Michigan Supreme Court Cited as Culprit in Auto Insurance Cost Hike

August 17, 2009

Michigan drivers will pay $20 more this fiscal year to care for accident victims who have brain damage, paralysis or other catastrophic injuries.

The culprit?

Not the usual suspects such as escalating health care costs or a bad stock market, according to critics. They say the state Supreme Court is to blame.

The court last month voted 4-3 to force the Michigan Catastrophic Claims Association to fully reimburse insurance companies for two brain-damaged men’s round-the-clock nursing care.

The association of no-fault insurers, which was created in 1978 to spread unlimited medical and rehabilitation expenses for severely injured crash victims among all motorists, compensates insurers once claims exceed $460,000.

The MCCA said the amounts charged for hourly nursing expenses for Daniel Migdal and Robert Allen were too high. It argued insurance companies should not be able to pass along “unreasonable” charges to the MCCA, which is funded by an annual fee on drivers’ insurance bills.

The court disagreed, telling the MCCA to pay the expenses since they already had been approved by the insurers.

Republican Justice Robert Young Jr. and two other GOP dissenters called the ruling “an expensive mistake for which every policyholder in Michigan will pay.” The MCCA said it raised the yearly assessment on motorists from $104 to $124 in anticipation of the decision — a 19 percent increase instead of what would have been a 4 percent jump to $109.

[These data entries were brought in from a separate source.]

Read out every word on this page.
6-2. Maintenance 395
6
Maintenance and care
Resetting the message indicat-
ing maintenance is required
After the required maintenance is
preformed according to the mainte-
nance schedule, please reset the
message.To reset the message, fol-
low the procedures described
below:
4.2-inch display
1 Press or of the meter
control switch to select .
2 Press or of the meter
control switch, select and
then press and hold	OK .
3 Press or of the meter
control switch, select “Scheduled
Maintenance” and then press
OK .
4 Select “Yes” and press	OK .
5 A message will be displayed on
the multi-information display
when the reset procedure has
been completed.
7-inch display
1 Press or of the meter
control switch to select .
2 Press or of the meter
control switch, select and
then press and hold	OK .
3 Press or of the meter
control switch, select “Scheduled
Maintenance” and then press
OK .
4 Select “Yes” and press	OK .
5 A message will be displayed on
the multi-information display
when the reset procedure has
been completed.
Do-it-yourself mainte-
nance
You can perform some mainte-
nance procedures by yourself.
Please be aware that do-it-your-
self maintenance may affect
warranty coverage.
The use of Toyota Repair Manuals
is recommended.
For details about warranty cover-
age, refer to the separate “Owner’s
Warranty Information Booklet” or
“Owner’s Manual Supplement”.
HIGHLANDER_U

The MCCA said it needed $64.5 million more for expenses this fiscal year because of the decision and the group had to keep an extra $629 million in reserves.

“If an insurer makes a bad deal, we’re stuck with the bad deal,” MCCA counsel Joseph Erhardt said.

The four justices who sided with the two insurers, however, called contentions that their ruling would result in higher premiums “highly speculative” and “unfounded.”

“There is no evidence that insurers have engaged or will engage in slack negotiations,” Justice Elizabeth Weaver wrote.

The decision is an example of the importance of last November’s state Supreme Court election, when Democrat Diane Hathaway unseated Republican incumbent Clifford Taylor. Two days before leaving the bench, Taylor joined in a 4-3 ruling in favor of the MCCA. When Hathaway took over, the court reconsidered the case and ruled the other way.

Migdal was 17 when he suffered traumatic brain damage in a 1981 auto accident, leaving him unable to communicate except through eye blinks. He has to be fed through a tube while being cared for at his parents’ home in Brighton.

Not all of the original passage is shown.